The title comes from a passage in “Inferno” (Hell), the first of the three sections of Dante’s epic poem, the “Divine Comedy.” 

Luzzi effortlessly weaves into his narrative the lessons he learned — lessons we can all learn — from the poem. Much of Dante’s experience was shaped by his abrupt exile from his beloved home city of Florence, a visceral loss that Luzzi felt mirrored his own.

“What resonated for me was that Dante, who had gone through a personal crisis, went through a ‘dark wood,’ ” Luzzi said. “ ‘The Divine Comedy’ is always changing for me, taking on new forms; what I heard in this iteration was the personal voice of his exile.”

As he began his memoir, Luzzi found that the greatest hurdle was “the difficulty of becoming a father” and confronting it in the act of writing. For years after Katherine’s death, Luzzi buried himself in work and left the care of his daughter, Isabel, in the hands of his close-knit Italian family living in Rhode Island.

“What was most painful was the challenge of raising my daughter, weaning myself from my family and building a life for the two of us alone,” he told me.

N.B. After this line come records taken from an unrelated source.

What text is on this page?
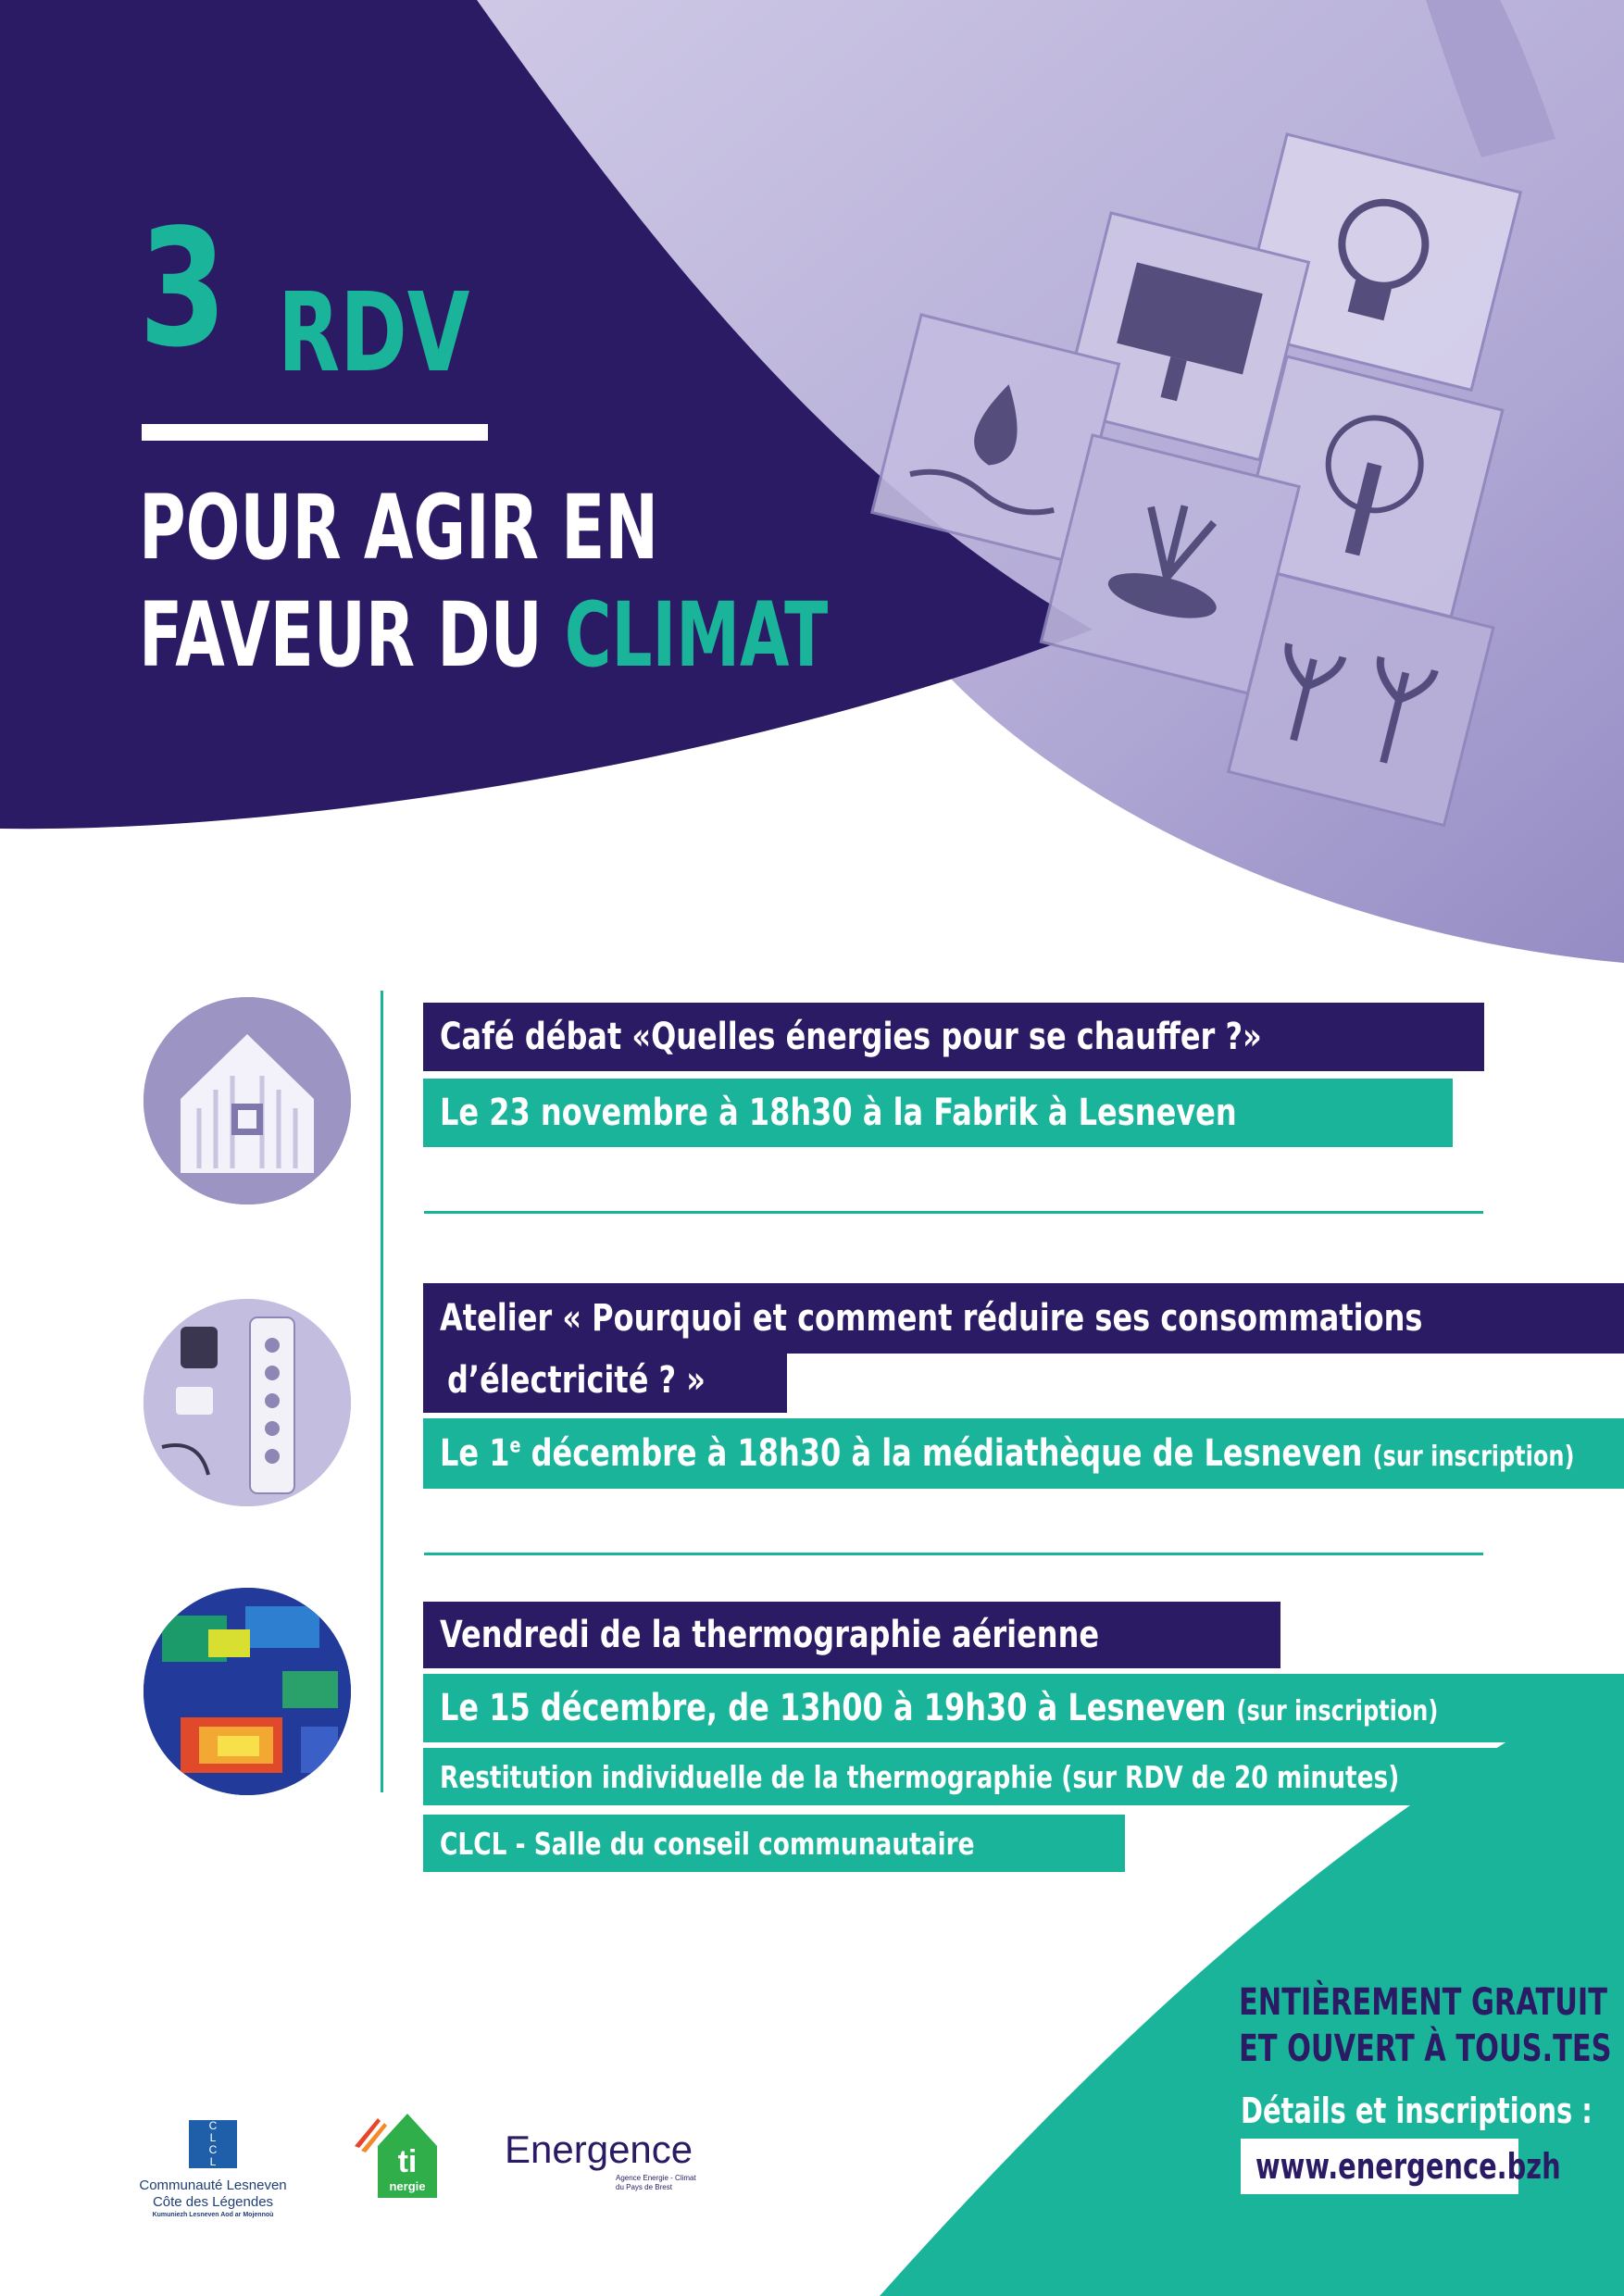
3 RDV
POUR AGIR EN
FAVEUR DU CLIMAT
Café débat «Quelles énergies pour se chauffer ?»
Le 23 novembre à 18h30 à la Fabrik à Lesneven
Atelier « Pourquoi et comment réduire ses consommations
d’électricité ? »
Le 1e décembre à 18h30 à la médiathèque de Lesneven (sur inscription)
Vendredi de la thermographie aérienne
Le 15 décembre, de 13h00 à 19h30 à Lesneven (sur inscription)
Restitution individuelle de la thermographie (sur RDV de 20 minutes)
CLCL - Salle du conseil communautaire
ENTIÈREMENT GRATUIT
ET OUVERT À TOUS.TES
Détails et inscriptions :
www.energence.bzh
C
L
C
L
Communauté Lesneven
Côte des Légendes
Kumuniezh Lesneven Aod ar Mojennoù
ti
nergie
Energence
Agence Energie - Climat du Pays de Brest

“If I hadn’t written the book, if I hadn’t had to dig so deeply and unearth the mistakes I made, I wouldn’t get past them. Writing in that sense was extremely important, part of the process — that combination of catharsis and self-understanding.”

The beauty and power of “In a Dark Wood” comes from Luzzi’s own, authentic voice and his unflinching courage to face not only his demons, but also his angels. What do we lose when we lose a loved one? Luzzi asks. How important is someone’s physical presence, or desire? Is there a spiritual connection?

Luzzi’s story, you will be glad to know, has a happy ending. He has been remarried for three years and has a second child with his new wife, a Hudson Valley classical musician. What Luzzi said he discovered is that “the ultimate source and guide is other people; my daughter, Isabel, my wife, Helena, and how my Italian family really rescued the two of us.”

And then there was a certain legendary poet who wrote, “Incipit vita nova” — here begins the new life.